Childhood was exciting and fun and you had no responsibilities. You explored ideas, had a bazillion hobbies, everything was new. It was also getting things wrong, feeling confused, stuff seeming impossible, endless spelling tests, and reading Biff and Chip and the Magic Key too many times.
All the same, through grown-up eyes we reckon kids get all the fun.
I think this might be something to do with the fact that we all, at some point, reach an age where we feel too old to learn to rollerblade. Here are some possible explanations for this:
- We love the idea of new things, but actually new things are quite scary.
- It’s embarrassing when we can’t do things, and it’s harder to hide being bad at rollerblading when you’re wearing rollerblades.
- You’ve fallen over enough times to know that you don’t enjoy it.
I can’t rollerblade, but I wanted rollerblades for my 26th birthday. I dismissed the idea but told a friend about it in passing. That friend said ‘You should just get rollerblades’.
What liberation! Sure I didn’t know how to stop on rollerblades, or how to anything on rollerblades really, but who’s to judge what I can and can’t do?
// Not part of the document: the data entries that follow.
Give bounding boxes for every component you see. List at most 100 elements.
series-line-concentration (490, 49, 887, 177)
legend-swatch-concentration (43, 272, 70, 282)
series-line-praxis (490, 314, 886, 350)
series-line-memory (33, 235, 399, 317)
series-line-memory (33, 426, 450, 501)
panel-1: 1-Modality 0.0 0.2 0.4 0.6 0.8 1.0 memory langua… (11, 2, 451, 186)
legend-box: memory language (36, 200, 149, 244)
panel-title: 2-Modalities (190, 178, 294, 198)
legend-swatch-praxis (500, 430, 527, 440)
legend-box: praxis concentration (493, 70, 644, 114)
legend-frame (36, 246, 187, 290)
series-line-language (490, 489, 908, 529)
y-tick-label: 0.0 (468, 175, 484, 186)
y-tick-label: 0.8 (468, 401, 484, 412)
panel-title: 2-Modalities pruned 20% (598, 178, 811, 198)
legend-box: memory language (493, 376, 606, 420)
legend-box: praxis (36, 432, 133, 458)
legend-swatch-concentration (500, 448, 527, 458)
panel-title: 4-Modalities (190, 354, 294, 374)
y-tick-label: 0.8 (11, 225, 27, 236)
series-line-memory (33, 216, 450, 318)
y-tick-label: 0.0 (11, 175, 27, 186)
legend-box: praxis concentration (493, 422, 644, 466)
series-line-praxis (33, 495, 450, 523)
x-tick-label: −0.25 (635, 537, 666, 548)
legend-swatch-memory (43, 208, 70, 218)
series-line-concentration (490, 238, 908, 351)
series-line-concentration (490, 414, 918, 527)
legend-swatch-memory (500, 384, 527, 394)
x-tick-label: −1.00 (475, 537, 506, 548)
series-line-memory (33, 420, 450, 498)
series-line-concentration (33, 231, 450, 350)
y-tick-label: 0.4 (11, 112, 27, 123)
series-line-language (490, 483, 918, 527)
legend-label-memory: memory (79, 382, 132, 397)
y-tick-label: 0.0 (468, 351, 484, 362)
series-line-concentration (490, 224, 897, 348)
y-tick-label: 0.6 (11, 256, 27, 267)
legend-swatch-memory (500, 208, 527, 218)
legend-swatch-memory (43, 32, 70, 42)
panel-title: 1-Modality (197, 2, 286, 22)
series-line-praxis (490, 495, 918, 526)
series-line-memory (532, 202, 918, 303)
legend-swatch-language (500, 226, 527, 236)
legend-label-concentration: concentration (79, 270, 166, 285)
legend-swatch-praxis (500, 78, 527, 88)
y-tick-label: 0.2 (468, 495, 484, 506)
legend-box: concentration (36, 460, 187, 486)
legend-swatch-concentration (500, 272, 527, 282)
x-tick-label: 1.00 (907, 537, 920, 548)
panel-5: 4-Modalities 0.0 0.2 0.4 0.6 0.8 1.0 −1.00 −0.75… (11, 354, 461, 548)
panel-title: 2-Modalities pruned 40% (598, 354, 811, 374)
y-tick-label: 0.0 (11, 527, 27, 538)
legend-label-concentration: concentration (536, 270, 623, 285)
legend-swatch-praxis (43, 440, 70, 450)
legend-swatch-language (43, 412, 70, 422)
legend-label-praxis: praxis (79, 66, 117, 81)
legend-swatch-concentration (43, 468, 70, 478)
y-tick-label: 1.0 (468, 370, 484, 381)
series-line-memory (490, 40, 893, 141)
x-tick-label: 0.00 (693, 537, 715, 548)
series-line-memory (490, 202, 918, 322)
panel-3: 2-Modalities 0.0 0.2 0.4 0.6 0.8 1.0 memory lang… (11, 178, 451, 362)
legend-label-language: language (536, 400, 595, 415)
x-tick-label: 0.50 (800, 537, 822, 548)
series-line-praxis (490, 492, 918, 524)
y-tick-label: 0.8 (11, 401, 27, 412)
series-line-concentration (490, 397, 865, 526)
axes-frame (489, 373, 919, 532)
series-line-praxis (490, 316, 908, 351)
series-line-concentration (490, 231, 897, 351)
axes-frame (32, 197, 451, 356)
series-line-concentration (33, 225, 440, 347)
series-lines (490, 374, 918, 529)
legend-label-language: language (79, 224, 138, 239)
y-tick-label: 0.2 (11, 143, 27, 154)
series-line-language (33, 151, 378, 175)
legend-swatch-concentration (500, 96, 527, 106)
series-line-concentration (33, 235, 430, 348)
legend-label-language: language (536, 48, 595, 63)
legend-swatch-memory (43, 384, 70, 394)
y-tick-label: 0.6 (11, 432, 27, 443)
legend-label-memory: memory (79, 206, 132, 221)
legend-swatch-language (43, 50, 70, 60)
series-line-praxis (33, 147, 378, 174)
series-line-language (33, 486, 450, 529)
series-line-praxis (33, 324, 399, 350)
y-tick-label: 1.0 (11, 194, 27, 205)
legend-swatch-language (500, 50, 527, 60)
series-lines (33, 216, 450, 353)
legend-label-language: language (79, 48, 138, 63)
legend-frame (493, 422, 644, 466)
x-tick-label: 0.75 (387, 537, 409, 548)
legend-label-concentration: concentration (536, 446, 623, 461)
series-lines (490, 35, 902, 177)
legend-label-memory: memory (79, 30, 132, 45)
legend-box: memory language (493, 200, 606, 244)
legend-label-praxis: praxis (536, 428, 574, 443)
Well… actually anyone can judge, but who’s to say that I should care?
Where did all these inhibitions come from?
When we say ‘kids get all the fun’, maybe we’re thinking of the inhibitions we’ve accrued over the years. The ones we didn’t have when we were younger, but now they make it really difficult to enjoy learning new stuff, making mistakes and being silly. Unless, of course, you’ve had a few bevvies. But learning to rollerblade when inebriated is probably quite difficult. Surely we can learn to lose our inhibitions without the help of a beer or five too?
I got rollerblades for my 26th birthday and have become that lady who skates painfully slowly up and down the work carpark. I’m still bad at rollerblading and everyone can see it, but it’s fun to be bad at things. There’s no pressure to perform, no expectations, the only way is up.

So I guess what I’m saying is that we should get rollerblades for Christmas.
Failing that, at least do the rollerblading equivalent – the thing you’re bad at because you haven’t learned to do it yet. Embrace being bad at something, as well as the possibilities it presents!
– Hati
Bonus: you get the fun and exciting bits of being a kid without the mandatory spelling tests. You still have to pay bills though (sorry can’t help you there).